J’ai tiré de nombreux enseignements de ce projet de recherche. Dans un premier temps, j’ai compris de façon concrète l’importance d’un processus rigoureux d’extraction de données sur lequel repose un projet de recherche. Cette étape est cruciale parce que les données constituent le matériau sur lequel la recherche sera construite. Si des erreurs se sont produites au cours du processus d’extraction, c’est le projet de recherche au complet qui en souffrira, et les résultats que l’on tirera seront erronés ou biaisés. J’ai donc développé un souci du détail dans la recherche, ce qui m’a incitée à toujours m’assurer de la pertinence de mes données avant de finaliser un tableau. Au cours de cette expérience, j’ai de plus développé une méthodologie pour gérer une masse de données importante.  Les tableaux Excel comportaient souvent jusqu’à 300 entrées, pour lesquelles je devais trouver de l’information. J’ai compris que la manipulation de données nombreuses avec plusieurs étapes nécessitent des procédures clairement défini, et idéalement écrites, pour assurer une cohérence au processus. En travaillant comme assistante de recherche sur un projet portant sur le libre accès, enfin, j’ai développé ma capacité à analyser des données extraites d’un corpus donné, pour faire sens des liens créés par leur regroupement dans un même fichier. Ce type de capacité est important pour un professionnel de l’information, puisque la recherche d’information n’est pertinente que si l’on actualise l’information trouvée selon notre problématique de départ (voir aussi la section Libre accès).

J’ai aussi eu la possibilité, lors de mon stage coop à la bibliothèque de la Cour suprême du Canada, d’optimiser mes capacités de collecte et d’analyse par la réalisation de quelques projets, notamment les guides des causes juridiques. Ce projet consistait en l’élaboration de guides de recherche sur un thème précis : une cause à être entendue par les juges de la Cour suprême. Dans le but d’aider les auxiliaires juridiques (étudiants de droit en stage qui assistent un juge dans son travail pendant un an), les membres de la bibliothèque de la Cour suprême composent des guides dans lesquels on retrouve de la documentation de base pour comprendre la cause à être entendue.
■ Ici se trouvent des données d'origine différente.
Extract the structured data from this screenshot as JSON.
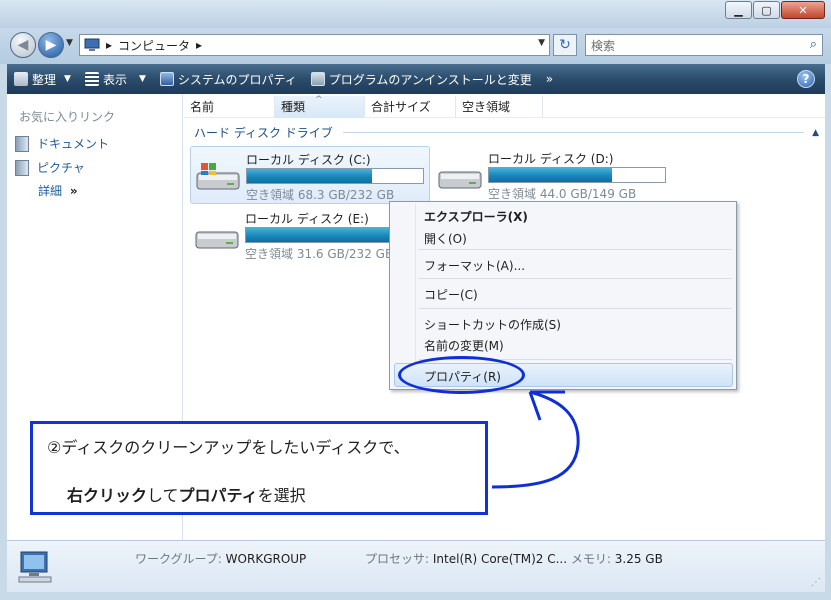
{
  "window": {
    "minimize": "▁",
    "maximize": "▢",
    "close": "✕"
  },
  "address": {
    "path_separator": "▸",
    "location": "コンピュータ",
    "trail_arrow": "▸"
  },
  "search": {
    "placeholder": "検索"
  },
  "toolbar": {
    "organize": "整理",
    "views": "表示",
    "system_properties": "システムのプロパティ",
    "uninstall": "プログラムのアンインストールと変更",
    "more": "»",
    "help": "?"
  },
  "nav": {
    "favorites_title": "お気に入りリンク",
    "items": [
      {
        "label": "ドキュメント"
      },
      {
        "label": "ピクチャ"
      }
    ],
    "details": "詳細",
    "details_chevron": "»"
  },
  "columns": [
    "名前",
    "種類",
    "合計サイズ",
    "空き領域"
  ],
  "group": {
    "title": "ハード ディスク ドライブ"
  },
  "drives": [
    {
      "name": "ローカル ディスク (C:)",
      "free": "空き領域 68.3 GB/232 GB",
      "used_fraction": 0.71,
      "selected": true
    },
    {
      "name": "ローカル ディスク (D:)",
      "free": "空き領域 44.0 GB/149 GB",
      "used_fraction": 0.7,
      "selected": false
    },
    {
      "name": "ローカル ディスク (E:)",
      "free": "空き領域 31.6 GB/232 GB",
      "used_fraction": 0.86,
      "selected": false
    }
  ],
  "context_menu": {
    "explorer": "エクスプローラ(X)",
    "open": "開く(O)",
    "format": "フォーマット(A)...",
    "copy": "コピー(C)",
    "shortcut": "ショートカットの作成(S)",
    "rename": "名前の変更(M)",
    "properties": "プロパティ(R)"
  },
  "annotation": {
    "line1": "②ディスクのクリーンアップをしたいディスクで、",
    "line2_a": "右クリック",
    "line2_b": "して",
    "line2_c": "プロパティ",
    "line2_d": "を選択"
  },
  "status": {
    "workgroup_label": "ワークグループ:",
    "workgroup_value": "WORKGROUP",
    "processor_label": "プロセッサ:",
    "processor_value": "Intel(R) Core(TM)2 C...",
    "memory_label": "メモリ:",
    "memory_value": "3.25 GB"
  },
  "colors": {
    "accent": "#1233d6",
    "toolbar": "#2b4c6b",
    "link": "#1f5b9a"
  }
}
L’objectif de ce guide, est de rassembler des informations qui se trouvent dans différents types de documents. Ces guides sont très appréciés des auxiliaires, puisqu’ils leur permettent de comprendre rapidement les enjeux d’une cause, et leur donnent ainsi des pistes pour effectuer des recherches plus poussées sur le sujet, selon les demandes qu’ils reçoivent des juges.
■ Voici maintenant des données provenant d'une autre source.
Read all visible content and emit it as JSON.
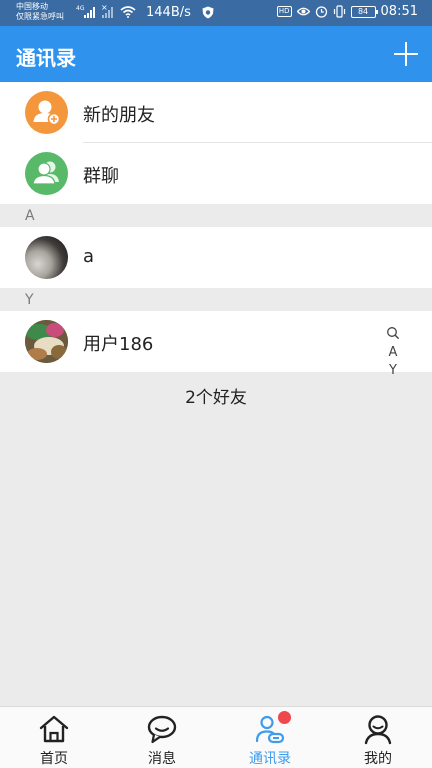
{
  "status_bar": {
    "carrier_line1": "中国移动",
    "carrier_line2": "仅限紧急呼叫",
    "network_tag": "4G",
    "no_signal_tag": "×",
    "net_speed": "144B/s",
    "hd_tag": "HD",
    "battery": "84",
    "time": "08:51"
  },
  "app_bar": {
    "title": "通讯录",
    "add_icon": "plus-icon"
  },
  "fixed_entries": [
    {
      "label": "新的朋友",
      "icon": "add-person-icon",
      "color": "#f4973c"
    },
    {
      "label": "群聊",
      "icon": "group-icon",
      "color": "#58b969"
    }
  ],
  "sections": [
    {
      "letter": "A",
      "contacts": [
        {
          "name": "a"
        }
      ]
    },
    {
      "letter": "Y",
      "contacts": [
        {
          "name": "用户186"
        }
      ]
    }
  ],
  "index_bar": {
    "search_icon": "search-icon",
    "letters": [
      "A",
      "Y"
    ]
  },
  "friend_count": "2个好友",
  "bottom_nav": [
    {
      "label": "首页",
      "icon": "home-icon",
      "active": false
    },
    {
      "label": "消息",
      "icon": "chat-bubble-icon",
      "active": false
    },
    {
      "label": "通讯录",
      "icon": "contacts-icon",
      "active": true,
      "badge": "red-dot"
    },
    {
      "label": "我的",
      "icon": "user-icon",
      "active": false
    }
  ],
  "colors": {
    "status_bar": "#3a6ca3",
    "app_bar": "#2f93ee",
    "active_tab": "#3f9cec",
    "background": "#ebebeb",
    "badge": "#f0474b"
  }
}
J’ai eu à rédiger deux de ces guides au cours de mon stage. J’ai trouvé l’exercice très formateur du fait que je devais consulter divers types de ressources pour extraire mes données. Par exemple, j’ai consulté le catalogue de la bibliothèque pour trouver de la doctrine. J’ai aussi eu à chercher dans des bases de données pour trouver ce type de document, mais aussi de la jurisprudence et de la législation. Ces bases de données m’ont de plus été utiles pour trouver de l’information très spécifique sur la cause telle que les citateurs (endroit où la cause, entendue dans des cours d’instance inférieure, avait été citée, de même que les endroits où avaient été cités les points de loi traités dans la cause). Il était nécessaire, enfin, de consulter des encyclopédies juridiques et de fournir les liens vers les entrées pertinentes, parce que ces documents permettaient d’obtenir certaines données utiles dans le cadre de recherche, notamment des mots-clés et des explications de concepts. Ce projet sera aussi traité dans la section Analyse des données.

Un des aspects les plus formateurs de l’élaboration des guides des causes aura été pour moi l’apprentissage du logiciel de gestion des références RefWork. En effet, non pas tant le logiciel que la façon avec laquelle les membres de l’équipe de référence travaillent m’auront permis de comprendre les caractéristiques d’une gestion efficiente des données collectées de même qu’une utilisation efficace d’un logiciel, en support à la tâche effectuée.